Las edades de la Feria

El feriante es hombre de costumbres y la batalla de la edad no está dispuesto a perderla así por así

Así como la Semana Santa no tiene edad, y cada Domingo de Ramos uno renueva su memoria en El Salvador, en la Alameda o en Doña María Coronel, la Feria, como último chispazo de la primavera antes de que el odioso verano asome con su lengua de fuego y nos sumerja en una marea desagradable de chanclas y camisetas, sí que la tiene. La edad de oro de la Feria es, sin duda, la adolescencia.

Lo pensaba la otra noche andando hacia el Real mientras riadas de jóvenes marchaban delante de mí contentos y despreocupados, y lo confirmada mirando con simpatía los corrillos de jóvenes que se arremolinan delante de las casetas grandes de los clubes (el Mercantil, el Labradores, el Náutico…) que han venido conformado, cada uno a su manera, la particular sociología de la Feria. Ellos con sus clásicas chaquetitas azules, ellas con sus trajes de noche de innegociables zapatos altos de plataforma. Están allí, sonrientes, expectantes, como primerizos aprendices del flirteo, ajenos por completo a la cruda realidad de la que ya tendrán tiempo para ocuparse. Todos con la ilusión del que estrena la novedad de la noche eterna sin hora, cuyo resultado incierto la rematarán volviendo a casa a las horas en que la mayoría, pobres expulsados de ese paraíso, salen de su casa para empezar la jornada laboral.
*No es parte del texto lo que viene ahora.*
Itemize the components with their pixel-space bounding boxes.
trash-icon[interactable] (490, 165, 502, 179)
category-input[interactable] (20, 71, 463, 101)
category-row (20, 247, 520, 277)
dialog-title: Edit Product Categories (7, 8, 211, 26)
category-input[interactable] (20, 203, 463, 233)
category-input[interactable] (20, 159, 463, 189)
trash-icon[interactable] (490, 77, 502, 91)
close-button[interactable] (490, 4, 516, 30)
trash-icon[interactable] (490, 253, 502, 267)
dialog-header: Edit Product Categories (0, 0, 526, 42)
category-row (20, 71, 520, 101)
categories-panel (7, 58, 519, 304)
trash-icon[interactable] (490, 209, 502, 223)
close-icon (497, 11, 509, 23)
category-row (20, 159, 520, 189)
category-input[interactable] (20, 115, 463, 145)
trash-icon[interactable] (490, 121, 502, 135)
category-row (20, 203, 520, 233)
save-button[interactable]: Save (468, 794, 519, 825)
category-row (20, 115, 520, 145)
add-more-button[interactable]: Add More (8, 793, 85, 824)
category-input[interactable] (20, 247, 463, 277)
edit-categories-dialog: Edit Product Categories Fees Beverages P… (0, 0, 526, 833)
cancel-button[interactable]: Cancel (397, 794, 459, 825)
Hay otras edades, por supuesto, porque si una cosa agradable tiene la Feria es su asombrosa facilidad para ser posiblemente el mayor espacio cerrado de convivencia que se conoce, sin que los inevitables accidentes o conflictos pasen por suerte de la anécdota. El feriante es hombre de costumbres, terco en sus sevillanísimas convicciones, y la batalla de la edad no está dispuesto a perderla así por así. Hagan la prueba, y ya entrados en esa edad de plata de la Feria que es la cincuentena, vayan una noche a cualquiera de las casetas que marcaron nuestra juventud feriante. En el centro de la pista, es más que probable que al que encuentre bailando por María Jiménez no sea al hijo adolescente, sino a su padre, así pasen treinta años.

Pero como decían los presocráticos, nadie se baña dos veces en el mismo río, y demasiado estamos hablando de la consulta para volver a la Feria de lunes a sábado, aunque tengamos que recurrir para votar a la habilidad digital de nuestros hijos. Una señal como otra cualquiera de que nuestro tiempo está pasando, y que ya ni siquiera nos piden el carné en la puerta de Pineda.